A criança nada disse, apenas estendeu a mão. Não exigia nada. Apenas oferecia.
Ele desesperado pela dor aceitou.
A criança tocou-lhe no Orí e adormeceu aquele espírito, levou-o para uma colónia espiritual onde descansou por meses. Não podia ser acordado até o corpo espiritual largar a carne e os hábitos que o consumiam.

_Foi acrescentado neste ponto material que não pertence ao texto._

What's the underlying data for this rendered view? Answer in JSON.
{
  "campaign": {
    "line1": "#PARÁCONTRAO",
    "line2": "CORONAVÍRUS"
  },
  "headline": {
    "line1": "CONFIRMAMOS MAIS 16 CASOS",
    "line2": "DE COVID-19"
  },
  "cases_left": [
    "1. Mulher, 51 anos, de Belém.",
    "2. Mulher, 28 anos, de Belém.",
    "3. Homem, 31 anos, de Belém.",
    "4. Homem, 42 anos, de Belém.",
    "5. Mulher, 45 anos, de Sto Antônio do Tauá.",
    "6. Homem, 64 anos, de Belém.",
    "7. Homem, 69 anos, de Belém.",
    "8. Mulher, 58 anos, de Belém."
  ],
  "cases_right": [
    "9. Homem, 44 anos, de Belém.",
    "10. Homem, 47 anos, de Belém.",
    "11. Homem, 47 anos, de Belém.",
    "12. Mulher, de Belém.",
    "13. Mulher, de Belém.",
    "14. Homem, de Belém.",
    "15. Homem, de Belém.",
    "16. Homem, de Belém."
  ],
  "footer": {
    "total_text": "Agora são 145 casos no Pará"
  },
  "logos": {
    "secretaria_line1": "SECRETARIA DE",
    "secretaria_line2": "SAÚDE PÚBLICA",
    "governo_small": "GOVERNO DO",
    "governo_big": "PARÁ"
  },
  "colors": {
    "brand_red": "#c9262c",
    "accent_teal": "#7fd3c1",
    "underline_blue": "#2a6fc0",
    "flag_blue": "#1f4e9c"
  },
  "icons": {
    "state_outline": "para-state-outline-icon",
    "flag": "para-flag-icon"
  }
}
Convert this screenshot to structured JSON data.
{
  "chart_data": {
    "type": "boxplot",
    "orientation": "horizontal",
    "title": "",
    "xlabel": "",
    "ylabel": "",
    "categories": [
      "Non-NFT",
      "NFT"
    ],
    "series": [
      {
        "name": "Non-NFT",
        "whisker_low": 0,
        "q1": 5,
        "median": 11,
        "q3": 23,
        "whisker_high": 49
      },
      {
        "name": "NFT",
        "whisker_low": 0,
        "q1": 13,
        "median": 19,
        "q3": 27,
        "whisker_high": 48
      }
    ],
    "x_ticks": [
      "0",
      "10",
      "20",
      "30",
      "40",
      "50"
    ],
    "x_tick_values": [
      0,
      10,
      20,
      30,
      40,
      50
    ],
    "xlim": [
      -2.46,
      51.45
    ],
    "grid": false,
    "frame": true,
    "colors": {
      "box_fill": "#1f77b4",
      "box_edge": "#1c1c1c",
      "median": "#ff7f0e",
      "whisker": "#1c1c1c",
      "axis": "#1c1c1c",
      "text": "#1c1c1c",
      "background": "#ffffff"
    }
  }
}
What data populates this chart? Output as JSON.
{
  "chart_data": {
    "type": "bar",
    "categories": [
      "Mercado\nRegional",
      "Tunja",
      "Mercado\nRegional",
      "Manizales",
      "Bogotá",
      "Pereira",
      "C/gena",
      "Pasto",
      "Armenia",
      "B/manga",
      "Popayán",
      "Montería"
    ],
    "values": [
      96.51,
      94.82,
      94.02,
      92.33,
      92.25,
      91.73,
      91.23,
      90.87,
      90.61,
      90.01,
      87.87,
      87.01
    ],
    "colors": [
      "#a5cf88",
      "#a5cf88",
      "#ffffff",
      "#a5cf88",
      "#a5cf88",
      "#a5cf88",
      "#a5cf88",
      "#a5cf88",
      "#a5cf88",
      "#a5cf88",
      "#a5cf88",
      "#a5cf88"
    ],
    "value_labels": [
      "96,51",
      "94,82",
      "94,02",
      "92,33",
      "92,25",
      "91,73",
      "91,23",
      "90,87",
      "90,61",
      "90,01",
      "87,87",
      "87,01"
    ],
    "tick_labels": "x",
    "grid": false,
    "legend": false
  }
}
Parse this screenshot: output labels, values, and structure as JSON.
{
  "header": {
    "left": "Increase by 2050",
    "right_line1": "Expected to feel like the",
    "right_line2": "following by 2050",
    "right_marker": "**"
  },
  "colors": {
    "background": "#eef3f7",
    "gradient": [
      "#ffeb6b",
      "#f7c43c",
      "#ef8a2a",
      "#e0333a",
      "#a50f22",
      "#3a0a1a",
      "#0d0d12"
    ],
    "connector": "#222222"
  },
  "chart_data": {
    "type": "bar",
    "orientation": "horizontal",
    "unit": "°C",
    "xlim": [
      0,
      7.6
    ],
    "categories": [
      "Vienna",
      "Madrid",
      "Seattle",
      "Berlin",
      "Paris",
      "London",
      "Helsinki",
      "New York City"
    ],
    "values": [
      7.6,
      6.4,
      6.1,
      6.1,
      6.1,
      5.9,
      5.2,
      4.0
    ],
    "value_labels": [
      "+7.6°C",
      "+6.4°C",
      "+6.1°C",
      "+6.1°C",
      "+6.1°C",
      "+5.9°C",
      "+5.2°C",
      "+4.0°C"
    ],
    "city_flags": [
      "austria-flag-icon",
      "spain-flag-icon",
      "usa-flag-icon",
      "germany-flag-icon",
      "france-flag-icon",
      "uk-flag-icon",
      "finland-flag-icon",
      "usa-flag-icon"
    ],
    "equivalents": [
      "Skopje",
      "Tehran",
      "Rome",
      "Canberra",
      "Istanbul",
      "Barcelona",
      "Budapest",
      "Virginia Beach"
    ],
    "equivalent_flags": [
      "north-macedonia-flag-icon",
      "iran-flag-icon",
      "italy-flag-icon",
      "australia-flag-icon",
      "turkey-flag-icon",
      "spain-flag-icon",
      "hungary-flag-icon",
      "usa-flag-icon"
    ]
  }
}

Como se estivesse a ser lapidado.
No entanto, a escuridão não desapareceu. Mas fraturou-se. Como um vidro antigo que começa a rachar. A casa, agora apenas cinzas enterradas sob neve, começou a emitir um calor leve. Os aldeões, que há décadas evitavam o terreno, começaram a sonhar com crianças a sorrir. Os hospitais abandonados tornaram-se silenciosos. Os conventos deixaram de ouvir vozes.
Yakov não foi redimido. Mas foi tocado. E isso, para uma alma que viveu séculos na sombra, era mais do que suficiente.
Hoje sabemos. Sabemos que Yakov, aquele que outrora foi morte, sombra, sangue e faca, tornou-se o maior protetor das crianças.
Protege-as sem que o vejamos, sem que o sintamos, mas a sua presença é real, como o calor que antecede o toque, como o silêncio que acalma o choro. Tornou-se um pai reverenciado, não por títulos, mas por atos invisíveis.
Conseguiu seguir.
Pediu, humildemente, para trabalhar em áreas onde houvesse crianças. Sentia que ali, entre risos e choros sinceros, poderia redimir cada gota derramada, cada nome esquecido, cada berço queimado. Não queria reconhecimento. Queria serviço. E foi-lhe concedido.
Durante anos, usava a imagem de velho no espírito. Um corpo curvado, de olhos fundos e mãos trêmulas. Não por castigo, mas por escolha. Queria sentir o peso da idade que tanto temeu. Queria trabalhar o seu interior como quem esculpe pedra bruta. Cada ruga era uma oração. Cada dor, uma oferenda.
Ainda hoje está lá. Em colónias espirituais onde almas em processos de cura aprendem a amar.
Está lá, sentado entre elas, contando histórias sem sangue, sem espelhos, sem cálices. Está lá, reverenciando-se. Não como santo. Mas como alguém que caiu no abismo e decidiu escavar até encontrar luz.